Stress, I would venture to suggest, is probably the number one deterrent to weight loss (or possibly number two, after sanctimony), whether you’re a kid or an adult. At 26, I’m probably on the tail end of the last generation of kids not to be subjected to adult-levels of stress; my mom and dad swore by such truly transgressive parenting strategies as ‘letting me play outside in the summer,’ rather than signing me up for fifteen origami/racquetball camps or dumping me in a Dachau-style Juvenile Recreation Facility so the sexual predators wouldn’t get me.
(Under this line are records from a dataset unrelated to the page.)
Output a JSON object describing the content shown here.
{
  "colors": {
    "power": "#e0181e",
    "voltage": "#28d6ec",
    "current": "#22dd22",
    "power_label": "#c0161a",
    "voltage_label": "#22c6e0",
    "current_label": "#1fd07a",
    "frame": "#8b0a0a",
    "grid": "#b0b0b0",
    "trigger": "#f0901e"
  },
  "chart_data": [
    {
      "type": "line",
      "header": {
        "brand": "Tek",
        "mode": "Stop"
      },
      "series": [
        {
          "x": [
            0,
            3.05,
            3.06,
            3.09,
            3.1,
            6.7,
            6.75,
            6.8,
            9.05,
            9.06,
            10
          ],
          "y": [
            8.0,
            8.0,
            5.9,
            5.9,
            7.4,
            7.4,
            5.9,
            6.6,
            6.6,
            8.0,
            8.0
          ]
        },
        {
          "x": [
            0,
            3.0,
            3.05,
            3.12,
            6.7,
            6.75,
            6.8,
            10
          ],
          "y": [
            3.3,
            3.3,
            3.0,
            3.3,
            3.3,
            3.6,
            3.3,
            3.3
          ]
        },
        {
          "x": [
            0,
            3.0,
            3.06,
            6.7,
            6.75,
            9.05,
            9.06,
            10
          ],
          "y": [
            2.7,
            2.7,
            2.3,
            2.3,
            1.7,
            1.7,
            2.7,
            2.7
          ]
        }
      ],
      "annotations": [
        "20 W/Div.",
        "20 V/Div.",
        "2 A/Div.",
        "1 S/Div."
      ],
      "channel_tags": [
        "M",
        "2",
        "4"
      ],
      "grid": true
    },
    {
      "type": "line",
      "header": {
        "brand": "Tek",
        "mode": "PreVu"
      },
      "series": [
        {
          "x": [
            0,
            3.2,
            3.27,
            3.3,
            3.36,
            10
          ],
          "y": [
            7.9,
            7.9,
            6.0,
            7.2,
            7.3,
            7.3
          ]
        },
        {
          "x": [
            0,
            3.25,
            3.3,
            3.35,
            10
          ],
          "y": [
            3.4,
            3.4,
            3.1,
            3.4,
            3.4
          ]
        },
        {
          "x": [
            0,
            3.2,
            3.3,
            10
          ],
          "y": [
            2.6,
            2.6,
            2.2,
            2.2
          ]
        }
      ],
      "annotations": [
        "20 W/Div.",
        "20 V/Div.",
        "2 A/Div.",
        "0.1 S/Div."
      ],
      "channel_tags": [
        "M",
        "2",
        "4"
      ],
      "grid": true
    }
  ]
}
As I said, I wasn’t thin, and I did love to play my video games. But I also loved to build treehouses, and if anyone had ever suggested to me that the treehouse building was something I Ought To Be Doing, and the video games were in some way wrong, I’d probably have snuck back in the house to kill Koopas and never seen the sun.
So here’s my suggestion. If we’re really so worried about childhood obesity, rather than trying to make kids act more like adults, let’s act more like kids. Allow me to demonstrate.
1. Wake up at 6 in the morning. Eat Sugar-Frosted Cocoa Puffs with chocolate milk from a tiny Teenage Mutant Ninja Turtles bowl, while watching Thundercats. After the sugar high hits, tie a blanket around your neck and run up and down the stairs for an half-hour screaming “I AM LIONO!”
2. Go to work. Fidget in your chair for at least two hours. Rather than going on a cigarette break or stopping by the vending machine, take two recesses. At 10:45 and 12:45, go outside and climb a tree. If you’re really feeling ambitious, see if you can coerce your coworkers into a game of dodgeball in the parking lot.
3. For lunch, don’t spend ten bucks at a diner. Spend those ten bucks on ebay getting the sweetest possible lunchbox you can (mine is a Japanese-style plastic bento with little cat faces and the hilarious phrase “Lovely Lemon Day”) and fill it with a tuna sandwich, an apple and a thermos full of chicken noodle soup. See if you can score a packet of Hostess Cupcakes from your buddy two cubicles over. Or, take a leaf out of elementary school and opt for cafeteria style food. I promise as soon as you get a whiff of the potato-grease-and-stale-no-name-brand-catsup ambiance or a look at the pizza with the rubber cheese product and freakishly regular pepperoni slices, your appetite will have shrunk to the bare minimum.
4. Finish work and go to the park. Try to cross the monkey bars without stopping to rest. When you fall, try again. Ride bikes really fast on the sidewalk. Chase your friend up and down the courthouse stairs. Fall and cut your lip. Keep playing.
5. When it starts getting dark, go to the Gravity and use whatever change is in your pocket to get a small twist cone. Try to finish it on the way home so no one knows you spoiled your dinner, and completely fail because there’s chocolate all over your mouth.
6. Eat dinner. Complain about the vegetables. Eat them anyway. Don’t get seconds.
7. Spend two hours stealing cars in Grand Theft Auto IV, an hour watching TV, and an hour reading a book. Go to bed by 9.
I can pretty much guarantee that those tips will never be endorsed by the American Academy of Pediatrics. But I’m also pretty sure that, if we followed them, we’d all be a lot thinner and a lot happier.